I came downstairs to find my mother and aunt setting the table for breakfast. I told my aunt that I had a dream she was pregnant and had a little girl. Her mouth dropped as she paused to look at my mother and then back at me. She told me that she was 5 ½ weeks pregnant and had not told anyone yet. I think I was as shocked as she was and yes, some eight months later my aunt welcomed a beautiful baby girl. And so it began, I would dream about ladies in my neighborhood, when they got pregnant and the sex of the baby before it was announced. For the longest time I only dreamed about babies and then it began to expand to other events that would later come to pass.
Certainly not every dream is a “God dream” and it has taken me some time to discern the difference. One thing that stands out is the vivid detail. Years later I cannot only can see them playing out like a movie in my head, but I feel the emotions all over again. I believe that God speaks in dreams for many reasons. For me, it was a sure fire way for Him to get past all my filters and walls of doubt so I could just hear Him. When I get into times where I really need to hear His voice and it’s not getting through my thick head in prayer I ask Him for a dream. I have just experienced such a time.
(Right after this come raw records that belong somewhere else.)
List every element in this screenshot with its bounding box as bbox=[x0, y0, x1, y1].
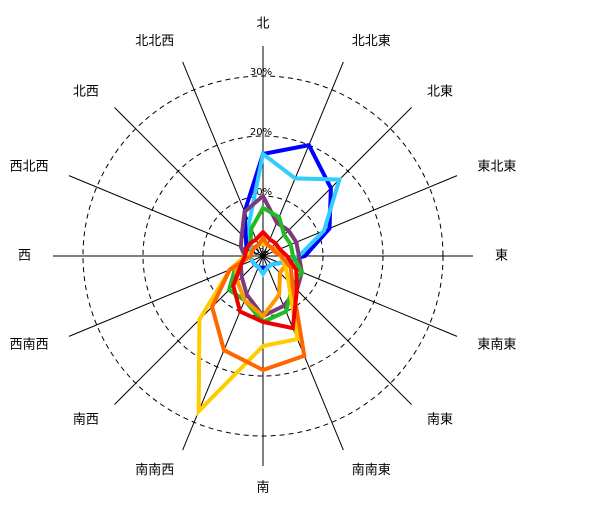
category-label: 南南西 bbox=[135, 462, 174, 478]
category-label: 南 bbox=[256, 480, 269, 496]
series-line bbox=[231, 229, 299, 331]
category-label: 北西 bbox=[73, 84, 99, 99]
category-label: 北北東 bbox=[352, 33, 391, 49]
r-tick-label: 20% bbox=[250, 127, 272, 138]
category-label: 南南東 bbox=[352, 462, 391, 478]
spoke bbox=[68, 175, 264, 257]
category-label: 北 bbox=[256, 17, 269, 32]
category-label: 西 bbox=[18, 249, 31, 264]
spoke bbox=[182, 255, 264, 451]
r-tick-label: 0% bbox=[253, 247, 269, 258]
category-label: 東南東 bbox=[477, 336, 516, 352]
spoke bbox=[114, 107, 264, 257]
category-label: 南東 bbox=[427, 412, 453, 428]
spoke bbox=[262, 255, 412, 405]
category-label: 西北西 bbox=[10, 160, 49, 175]
category-label: 西南西 bbox=[10, 336, 49, 352]
series-line bbox=[209, 234, 307, 373]
category-label: 東北東 bbox=[477, 159, 516, 175]
category-label: 南西 bbox=[73, 412, 99, 428]
category-label: 北東 bbox=[427, 83, 453, 99]
r-tick-label: 10% bbox=[250, 187, 272, 198]
category-label: 北北西 bbox=[135, 34, 174, 49]
category-label: 東 bbox=[495, 248, 508, 264]
r-tick-label: 30% bbox=[250, 67, 272, 78]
There have been several words lately about hard times to come in the next few years. These words are given so we have time to prepare. However, I began to go beyond basic preparation to worry. As I was trying to understand all the words and discern what was going to happen, I asked God for a dream and He gave me one, but not the kind I was expecting. That night I indeed dreamed about the future, about events that would take place and when I woke up I had only a moment to realize this before the details were taken from me. How odd? I could see myself in the dream, but had no idea what was happening around me and why. Then I realized what He was trying to say. “What happens and when it happens is not what is important.” I had been spending so much time worrying about specific scenarios and trying to prepare for them, I was focusing on the wrong thing entirely. Be prudent and prepare yes, but know that it is God that will sustain you. Storehouses can be filled with many things, but in this season I believe most importantly it needs to be filled with knowing Him. Knowing His character, His ways and His heart so that we can recognize Him. When things happen we will be able to discern, “This is my Father’s hand and I trust in His ways” or “This is not my Father and I will not be drawn into fear.”
One last thing…as I was pondering all of this, the parable of the 10 virgins came to mind. (Matthew 25:1-13) Although there are many lessons within this parable the one I specifically thought of was the lack of oil for the lamps. (Oil representing the presence of the Holy Spirit.) Half of the virgins were unable to keep their lamps lit because they lacked oil when the time came. For what good is a lamp if you cannot light it? Likewise, what good are we, if we cannot shine in the dark times? The darker it gets the greater the need for light. In this time of preparation don’t forget the oil.